Desde hace poco más de diez años La Legua, como La Victoria y
otros barrios populares de Santiago, están “intervenidos” por el
Estado, lo que significa que sus calles son patrulladas
permanentemente por carabineros y los jóvenes son abordados con
frecuencia[8]. La represión va de la mano de políticas
sociales que buscan convencer a los más pobres que su problema
son los pequeños traficantes, no el modelo de país que instaló
la dictadura desde 1973.
Karin y Cristian tienen una
hija pequeña, pero entre ambos suman varios chicos más. Relatan
la historia de la Casa de la Cultura, que nació en 1985, cuando
Chile estaba sacudido por protestas masivas de los pobladores.
“En el contexto de 1985 decidieron gritar la protesta desde la
cultura”, dice Karin. “La cultura era el manto que permitía que
se reunieran, trabajaban en cuentos y poesías con el círculo de
poetas de La Legua”, interviene Cristian.
La parroquia San Cayetano, a media cuadra de la Casa de la
Cultura, en la plaza Salvador Allende, refugiaba perseguidos por
el régimen. “En la misma parroquia hay subterráneos”, asegura
Karin en tono de misterio, como si hubieran sido refugio de
militantes. “La Semana Legüina fue la fiesta de la población en
la que surge la propuesta de recuperar la memoria del barrio,
pero ahora se convirtió en nuestro carnaval”, relata Karin.

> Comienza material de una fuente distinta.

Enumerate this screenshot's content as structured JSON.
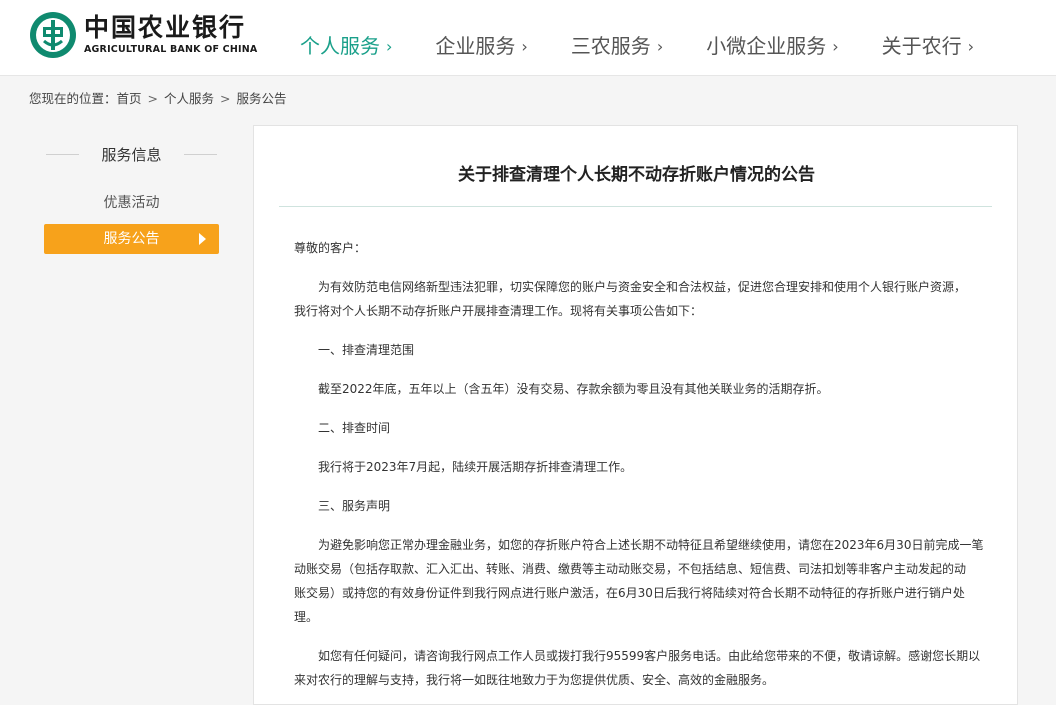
{
  "header": {
    "logo_cn": "中国农业银行",
    "logo_en": "AGRICULTURAL BANK OF CHINA",
    "nav": [
      {
        "label": "个人服务",
        "active": true
      },
      {
        "label": "企业服务",
        "active": false
      },
      {
        "label": "三农服务",
        "active": false
      },
      {
        "label": "小微企业服务",
        "active": false
      },
      {
        "label": "关于农行",
        "active": false
      }
    ],
    "chevron": "›"
  },
  "breadcrumb": {
    "prefix": "您现在的位置：",
    "items": [
      "首页",
      "个人服务",
      "服务公告"
    ],
    "separator": ">"
  },
  "sidebar": {
    "title": "服务信息",
    "items": [
      {
        "label": "优惠活动",
        "active": false
      },
      {
        "label": "服务公告",
        "active": true
      }
    ]
  },
  "article": {
    "title": "关于排查清理个人长期不动存折账户情况的公告",
    "greeting": "尊敬的客户：",
    "intro_1": "为有效防范电信网络新型违法犯罪，切实保障您的账户与资金安全和合法权益，促进您合理安排和使用个人银行账户资源，",
    "intro_2": "我行将对个人长期不动存折账户开展排查清理工作。现将有关事项公告如下：",
    "h1": "一、排查清理范围",
    "p1": "截至2022年底，五年以上（含五年）没有交易、存款余额为零且没有其他关联业务的活期存折。",
    "h2": "二、排查时间",
    "p2": "我行将于2023年7月起，陆续开展活期存折排查清理工作。",
    "h3": "三、服务声明",
    "p3_1": "为避免影响您正常办理金融业务，如您的存折账户符合上述长期不动特征且希望继续使用，请您在2023年6月30日前完成一笔",
    "p3_2": "动账交易（包括存取款、汇入汇出、转账、消费、缴费等主动动账交易，不包括结息、短信费、司法扣划等非客户主动发起的动",
    "p3_3": "账交易）或持您的有效身份证件到我行网点进行账户激活，在6月30日后我行将陆续对符合长期不动特征的存折账户进行销户处",
    "p3_4": "理。",
    "p4_1": "如您有任何疑问，请咨询我行网点工作人员或拨打我行95599客户服务电话。由此给您带来的不便，敬请谅解。感谢您长期以",
    "p4_2": "来对农行的理解与支持，我行将一如既往地致力于为您提供优质、安全、高效的金融服务。"
  },
  "colors": {
    "brand_green": "#0f8a6f",
    "nav_active": "#1aa08a",
    "sidebar_active": "#f7a21b"
  }
}
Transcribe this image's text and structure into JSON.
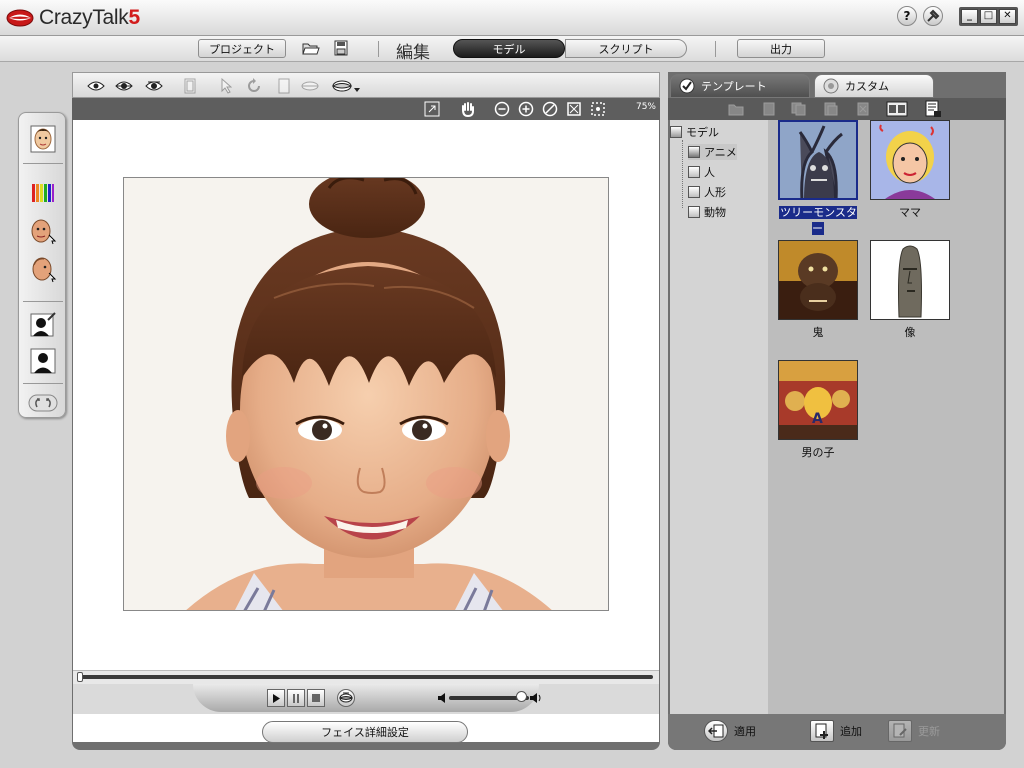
{
  "app": {
    "name": "CrazyTalk",
    "version": "5"
  },
  "titlebar": {
    "help_label": "?"
  },
  "nav": {
    "project": "プロジェクト",
    "edit_heading": "編集",
    "model": "モデル",
    "script": "スクリプト",
    "output": "出力",
    "active_tab": "モデル"
  },
  "editor": {
    "zoom": "75%",
    "face_settings_button": "フェイス詳細設定",
    "timeline_position": 0,
    "volume": 0.9
  },
  "library": {
    "tabs": [
      {
        "label": "テンプレート",
        "active": true
      },
      {
        "label": "カスタム",
        "active": false
      }
    ],
    "tree": {
      "root": "モデル",
      "children": [
        "アニメ",
        "人",
        "人形",
        "動物"
      ],
      "selected": "アニメ"
    },
    "thumbnails": [
      {
        "label": "ツリーモンスター",
        "selected": true
      },
      {
        "label": "ママ",
        "selected": false
      },
      {
        "label": "鬼",
        "selected": false
      },
      {
        "label": "像",
        "selected": false
      },
      {
        "label": "男の子",
        "selected": false
      }
    ],
    "actions": {
      "apply": "適用",
      "add": "追加",
      "update": "更新"
    }
  },
  "colors": {
    "accent_red": "#d21c1c",
    "selection_blue": "#1a2b8a",
    "panel_gray": "#6f6f6f"
  }
}
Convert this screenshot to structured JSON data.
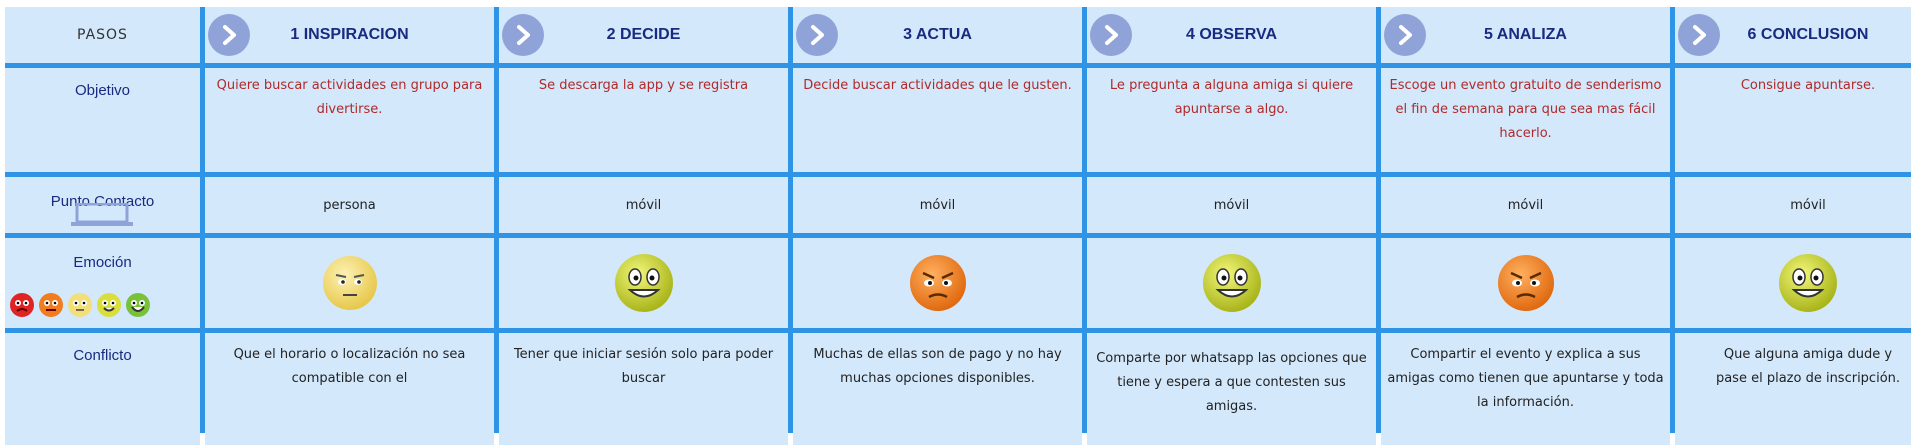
{
  "header": {
    "pasos": "PASOS",
    "steps": [
      "1 INSPIRACION",
      "2 DECIDE",
      "3 ACTUA",
      "4 OBSERVA",
      "5 ANALIZA",
      "6 CONCLUSION"
    ]
  },
  "rows": {
    "objetivo_label": "Objetivo",
    "punto_label": "Punto Contacto",
    "emocion_label": "Emoción",
    "conflicto_label": "Conflicto"
  },
  "objetivo": [
    "Quiere buscar actividades en grupo para divertirse.",
    "Se descarga la app y se registra",
    "Decide buscar actividades que le gusten.",
    "Le pregunta a alguna amiga si quiere apuntarse a algo.",
    "Escoge un evento gratuito de senderismo el fin de semana para que sea mas fácil hacerlo.",
    "Consigue apuntarse."
  ],
  "punto": [
    "persona",
    "móvil",
    "móvil",
    "móvil",
    "móvil",
    "móvil"
  ],
  "emocion": [
    "neutral-face-icon",
    "happy-face-icon",
    "annoyed-face-icon",
    "happy-face-icon",
    "annoyed-face-icon",
    "happy-face-icon"
  ],
  "conflicto": [
    "Que el horario o localización no sea compatible con el",
    "Tener que iniciar sesión solo para poder buscar",
    "Muchas de ellas son de pago y no hay muchas opciones disponibles.",
    "Comparte por whatsapp las opciones que tiene y espera a que contesten sus amigas.",
    "Compartir el evento y explica a sus amigas como tienen que apuntarse y toda la información.",
    "Que alguna amiga dude y pase el plazo de inscripción."
  ],
  "colors": {
    "grid": "#2f93e6",
    "cell": "#d3e8fb",
    "heading": "#1a2a80",
    "objective": "#b02a2a",
    "arrow": "#8fa3d8"
  }
}
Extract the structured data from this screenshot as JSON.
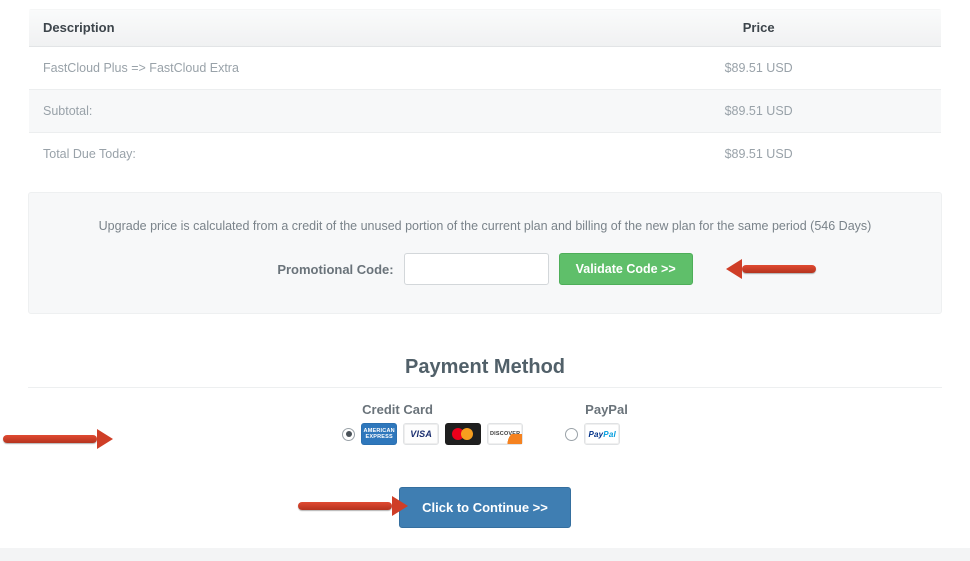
{
  "table": {
    "col_description": "Description",
    "col_price": "Price",
    "rows": [
      {
        "desc": "FastCloud Plus => FastCloud Extra",
        "price": "$89.51 USD"
      },
      {
        "desc": "Subtotal:",
        "price": "$89.51 USD"
      },
      {
        "desc": "Total Due Today:",
        "price": "$89.51 USD"
      }
    ]
  },
  "notice": {
    "text": "Upgrade price is calculated from a credit of the unused portion of the current plan and billing of the new plan for the same period (546 Days)",
    "promo_label": "Promotional Code:",
    "promo_value": "",
    "validate_label": "Validate Code >>"
  },
  "payment": {
    "heading": "Payment Method",
    "cc_label": "Credit Card",
    "paypal_label": "PayPal",
    "selected": "cc"
  },
  "continue_label": "Click to Continue >>",
  "icons": {
    "amex": "AMERICAN EXPRESS",
    "visa": "VISA",
    "discover": "DISCOVER",
    "paypal_a": "Pay",
    "paypal_b": "Pal"
  }
}
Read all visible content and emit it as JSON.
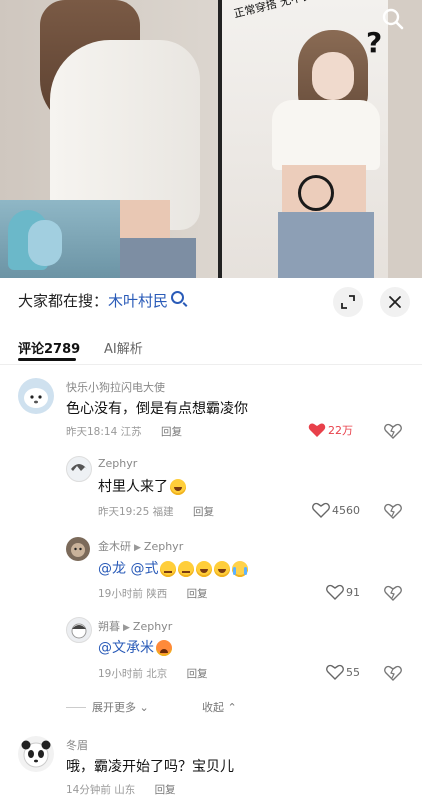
{
  "video": {
    "overlay_text": "正常穿搭 无不良",
    "search_icon": "search-icon"
  },
  "header": {
    "search_prefix": "大家都在搜：",
    "search_term": "木叶村民",
    "expand_icon": "expand-icon",
    "close_icon": "close-icon"
  },
  "tabs": [
    {
      "label": "评论2789",
      "active": true
    },
    {
      "label": "AI解析",
      "active": false
    }
  ],
  "comments": [
    {
      "nickname": "快乐小狗拉闪电大使",
      "text": "色心没有，倒是有点想霸凌你",
      "time": "昨天18:14",
      "location": "江苏",
      "reply_label": "回复",
      "likes": "22万",
      "liked": true
    },
    {
      "nickname": "Zephyr",
      "text": "村里人来了",
      "time": "昨天19:25",
      "location": "福建",
      "reply_label": "回复",
      "likes": "4560",
      "liked": false
    },
    {
      "nickname": "金木研",
      "reply_to": "Zephyr",
      "text_mention": "@龙 @式",
      "time": "19小时前",
      "location": "陕西",
      "reply_label": "回复",
      "likes": "91",
      "liked": false
    },
    {
      "nickname": "朔暮",
      "reply_to": "Zephyr",
      "text_mention": "@文承米",
      "time": "19小时前",
      "location": "北京",
      "reply_label": "回复",
      "likes": "55",
      "liked": false
    },
    {
      "nickname": "冬眉",
      "text": "哦，霸凌开始了吗？宝贝儿",
      "time": "14分钟前",
      "location": "山东",
      "reply_label": "回复"
    }
  ],
  "thread_controls": {
    "expand_more": "展开更多",
    "collapse": "收起"
  },
  "colors": {
    "accent_blue": "#2a5bb8",
    "like_red": "#e8404a"
  }
}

La transición a la democracia, a partir de 1990, caminó de la
mano de la desarticulación de buena parte de las organizaciones
populares territoriales. Según Cristian, que militaba en un
partido marxista, “los grupos dejaron la calle, se hicieron
legalistas y se metieron en los partidos”. Lo dice como quien
pronuncia una sentencia. La Casa de la Cultura atravesó también
dificultades, tuvo que buscarse otro local porque el anterior
estaba vinculado a un partido político, y comenzaron a trabajar
de otro modo.
“La Casa está abierta a todos los que quieran hacer cosas desde
otro lugar, o sea desaprender lo que hemos aprendido”. Karin se
refiere a las práctica partidistas, “porque los partidos, por
más respetable que sea su historia, hoy no llegan a los
corazones de las gentes. Nos traen a los pobladores la
formulita, y nosotros trabajamos de otro modo, nos juntamos y
vemos si nos sintonizamos”.
Para ella lo más importante son los espacios de encuentro, como
los tres talleres que crearon. La presencia de lo mapuche, en
una población donde la mayoría no lo son, es motivo de
reflexión.
Karin se apellida Cuminao. Aunque nació en Santiago siempre
supo que su familia venía del sur. Cristian se apellida Moreno,
su piel es bien blanca, nació y vivió como chileno. Ahora son
pareja y ambos se sienten mapuches. Aunque los padres de Karin
no hablaban mapudungun por temor, ella se empeñó en recuperarlo,
un trabajo paralelo al de recuperar a sus raíces. Para Cristian
es diferente. Descubrió el mundo mapuche como parte de la
resistencia política, pero hoy se identifica con la cosmovisión
y la cultura.
Mujeres de familia y comunidad
En La Legua hay muchas familias de origen mapuche pero no se
identifican como tales. En la Casa de la Cultura la cosmovisión
mapuche se expresa en los trawün,
o sea en espacios circulares que pueden durar mucho tiempo,
“todo el tiempo que las personas necesiten, es un lugar donde se
comparte lo que cada uno lleva, desde alimentos hasta palabras.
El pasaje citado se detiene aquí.